Dear Trig,
I’m a happy customer. I love my TY96 radio. Simple to use, it has a knob when you are being thrown around in turbulence and, best of all, you can push the frequency dial and easily toggle between 8.33 and 25 Khz. I leave it in 25Khz most of the time and then when I am getting close, I push it once to “home in” on the correct 8.33 Khz frequency. This means you can change frequencies really quickly. I also love being able to upload my custom frequency database on a USB stick.

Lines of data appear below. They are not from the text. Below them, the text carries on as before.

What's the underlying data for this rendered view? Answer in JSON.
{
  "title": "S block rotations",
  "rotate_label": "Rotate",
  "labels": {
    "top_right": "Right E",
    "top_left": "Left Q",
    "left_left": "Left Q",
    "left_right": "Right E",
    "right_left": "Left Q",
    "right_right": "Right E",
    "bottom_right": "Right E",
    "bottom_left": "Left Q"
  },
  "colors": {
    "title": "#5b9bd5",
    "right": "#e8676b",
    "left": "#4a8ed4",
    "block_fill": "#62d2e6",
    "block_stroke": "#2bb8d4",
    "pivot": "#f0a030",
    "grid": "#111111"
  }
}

So Trig, whey did you design such an awful interface for your TT31 Transponder? Not quite as bad as my JPI engine monitor but my transponder is the second worst interface in my aircraft. When I phoned your technical department to give polite feedback a year ago, you didn’t show much interest. You reminded me about the “back” button when mistakes are made but who remembers that? I watch other people use your transponder and, like me, they also just hit enter/ enter/ enter to cycle around the 4 digits when making a mistake so that’s lots of “turning” / “overshooting” / “turning the knob the wrong way to go the long way around” and often lots of “enter/enter/enter” etc
What is really bizarre is you manufacture a decent version with buttons and sell it to Bendix King who sell it as the KT64. Why would you make a product with a better interface and allow a competitor to sell it?
So Trig, just to help I made a photo of what I’m looking for and hopefully it will motivate you to make it. You could call it the TT31e (e=easy interface). Charge £250 more if you wan’t. You already have the circuit boards rolling around so you only have to design a new front panel. I’d buy one!
Kind regards – A loyal customer.
Even though you do get used to it, and it is a cost effective option I don’t think I’d want one in an airplane I plan to keep. The stratus transponder is one I’m looking at for 206, as it seems to be best bang for buck. Though TT31 is good value, the interface kills it for me as a potential customer.
+1 for that. I’ve had the TT31 for ~ 10yrs but it still takes 2x the time to enter a sqawk than other txpndrs. The only advantage is sever turb., when you can hang on the knob.
Good company, good product, please listen…
At least it can also be controlled remotely from a suitable Garmin or Avidyne GPS.
I can’t remember where I read it, or it may have been the Trig chap we spoke to at the recent Duxford safety day, but the answer was “watch this space”. I don’t know how one should interpret that on the Avionics Scale of Time.
Alan
Ultranomad.
Can you expand on the comments about the trig being controlled by a Garmin unit.
”At least it can also be controlled remotely from a suitable Garmin or Avidyne GPS.”
Can it? Not seen anything in the manuals to suggest that, would be interested to hear how that could be done
Archer-181 wrote:
So Trig, just to help I made a photo of what I’m looking for and hopefully it will motivate you to make it. You could call it the TT31e (e=easy interface)
agree 100000000000000% i would also change mine TT31 for a TT31e lol
A_and_C wrote:
Can you expand on the comments about the trig being controlled by a Garmin unit.
Oops, my bad. Should have double-checked the manual – it’s only the GPS position that can be received from Garmin, not the squawk code.
Thanks Ultranomad that was my understanding.